Here are a few tips to help you pick the right content mix for your application.
- Content intended for a captive audience can last longer than content aimed at passers-by. As a rule, don’t show content longer than 7 seconds where there is a lot of foot traffic. This is so people can be exposed to more than one piece of content. Remember the audience needs to absorb the content as well so program your content accordingly.
- Your CMS should support both playlist-based and program-based scheduling. This will make it easier to change your programming over the course of a day, week, or month. Look for CMS products that support both types of programming, as this provides the most flexibility.
- Always make sure you buy professional content from a reputable source. There are plenty of royalty-free content sources on the internet. Be sure to read all license requirements as there may be some restrictions. It won’t take up that much of your time, and you will save yourself a lot of hassles. A quick Google search will find decently priced images, animations, audio and video content. Always factor-in the cost of royalty-free content when budgeting for your digital signage project. If you have creative staff on-hand, then make sure they follow the rules when acquiring new artwork. The same goes for any freelancers working on your content.
Bad content can have a negative impact on your brand. It reflects poorly on your company. It can affect sales, employee morale, and how an audience views your business. Come to think of it, publishing high quality content is an investment in your company.
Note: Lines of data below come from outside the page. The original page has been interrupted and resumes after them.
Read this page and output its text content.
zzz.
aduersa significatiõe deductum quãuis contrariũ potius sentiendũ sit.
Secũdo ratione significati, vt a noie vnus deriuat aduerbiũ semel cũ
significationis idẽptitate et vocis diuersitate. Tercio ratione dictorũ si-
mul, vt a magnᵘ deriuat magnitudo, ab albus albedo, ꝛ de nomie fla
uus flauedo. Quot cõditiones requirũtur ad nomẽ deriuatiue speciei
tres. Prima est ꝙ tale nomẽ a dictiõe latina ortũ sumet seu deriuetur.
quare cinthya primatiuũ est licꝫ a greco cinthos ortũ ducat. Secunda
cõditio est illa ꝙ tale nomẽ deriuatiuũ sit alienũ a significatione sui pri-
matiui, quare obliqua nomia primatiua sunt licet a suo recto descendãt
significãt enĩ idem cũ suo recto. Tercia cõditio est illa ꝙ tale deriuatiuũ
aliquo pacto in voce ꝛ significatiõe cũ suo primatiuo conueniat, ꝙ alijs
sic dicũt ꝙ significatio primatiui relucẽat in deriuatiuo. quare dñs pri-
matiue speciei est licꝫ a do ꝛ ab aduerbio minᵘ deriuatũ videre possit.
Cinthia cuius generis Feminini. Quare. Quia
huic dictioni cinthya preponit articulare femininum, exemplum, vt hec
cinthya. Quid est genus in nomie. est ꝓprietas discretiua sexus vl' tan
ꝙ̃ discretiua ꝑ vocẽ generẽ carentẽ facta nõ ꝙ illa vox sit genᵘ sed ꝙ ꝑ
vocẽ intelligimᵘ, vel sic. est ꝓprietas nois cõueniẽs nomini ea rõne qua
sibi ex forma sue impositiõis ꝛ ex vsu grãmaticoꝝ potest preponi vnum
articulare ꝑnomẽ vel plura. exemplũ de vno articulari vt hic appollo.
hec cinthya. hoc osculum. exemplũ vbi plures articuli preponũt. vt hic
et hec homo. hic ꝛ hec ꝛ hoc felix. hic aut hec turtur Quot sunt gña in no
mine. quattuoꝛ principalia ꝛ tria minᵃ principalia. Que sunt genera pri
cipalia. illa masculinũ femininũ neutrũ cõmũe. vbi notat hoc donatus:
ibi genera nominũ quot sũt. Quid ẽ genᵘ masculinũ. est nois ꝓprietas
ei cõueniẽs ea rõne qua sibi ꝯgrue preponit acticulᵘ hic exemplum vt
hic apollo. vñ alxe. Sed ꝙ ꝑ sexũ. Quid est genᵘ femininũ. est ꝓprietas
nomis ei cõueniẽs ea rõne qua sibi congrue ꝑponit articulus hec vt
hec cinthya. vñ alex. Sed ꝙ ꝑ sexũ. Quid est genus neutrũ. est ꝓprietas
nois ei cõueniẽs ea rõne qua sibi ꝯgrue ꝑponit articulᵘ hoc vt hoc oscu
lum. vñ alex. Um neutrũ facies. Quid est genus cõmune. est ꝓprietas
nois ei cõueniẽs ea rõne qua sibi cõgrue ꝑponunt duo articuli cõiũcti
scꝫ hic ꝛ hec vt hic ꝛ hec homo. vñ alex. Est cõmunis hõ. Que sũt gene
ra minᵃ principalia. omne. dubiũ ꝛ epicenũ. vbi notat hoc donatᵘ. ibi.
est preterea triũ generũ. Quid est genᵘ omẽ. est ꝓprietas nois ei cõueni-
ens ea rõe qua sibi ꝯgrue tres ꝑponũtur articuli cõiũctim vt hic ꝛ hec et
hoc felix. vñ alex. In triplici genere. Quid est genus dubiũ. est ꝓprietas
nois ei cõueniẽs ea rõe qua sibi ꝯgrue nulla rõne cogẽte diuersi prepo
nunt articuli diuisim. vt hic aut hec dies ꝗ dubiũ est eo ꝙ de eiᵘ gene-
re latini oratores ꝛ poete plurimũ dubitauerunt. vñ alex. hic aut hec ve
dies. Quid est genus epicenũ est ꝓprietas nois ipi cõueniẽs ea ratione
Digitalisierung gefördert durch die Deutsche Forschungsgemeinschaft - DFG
There is one last point we will make here, and it’s the need to publish fresh content. Think of digital signage content as a perishable item. If you leave it out there, it will become stale. In the viewer’s mind, you have nothing new to offer so there is little incentive to pay notice to the displays. At this point, your big digital signage investment is performing as well as wallpaper. It’s part of the background noise. Something to be avoided, and ignored.
You don’t believe it? Pay extra attention next time you visit a public space where digital signage is present. You’ll notice displays that you may not have “seen” before. It’s probably due to stale content, or content that has no visual impact. The displays just blend into the background.
This is our most important advice. Always make an effort to publish memorable, original content. Then, rotate the content often. Do it weekly, or bi-weekly. Don’t leave the same loop playing over, and over for many weeks, or worse, months. The audience will stop looking at your displays.
How can you tell? Look for digital signage software that features an analytics engine so you can publish content playback reports. This will let you know which content has played, at any location, and how many times the content played.
If your CMS has a randomizing feature, use it. Better yet, look for software that supports rule based programming, and playlist blending. These products deliver a more organic programming, where content repeats less often. The trick is to make sure most viewers never see content repeating constantly.
Include data driven content, like data feeds from RSS, XML, and social media sources. It’s useful information that can increase viewer engagement.
What else? Include calls to action with your content. Entertain the audience. Be bold. Be creative.
Follow these tips and you will become a digital signage guru. Your audience will notice, and if you’re running an ad-based network, your customers will benefit too.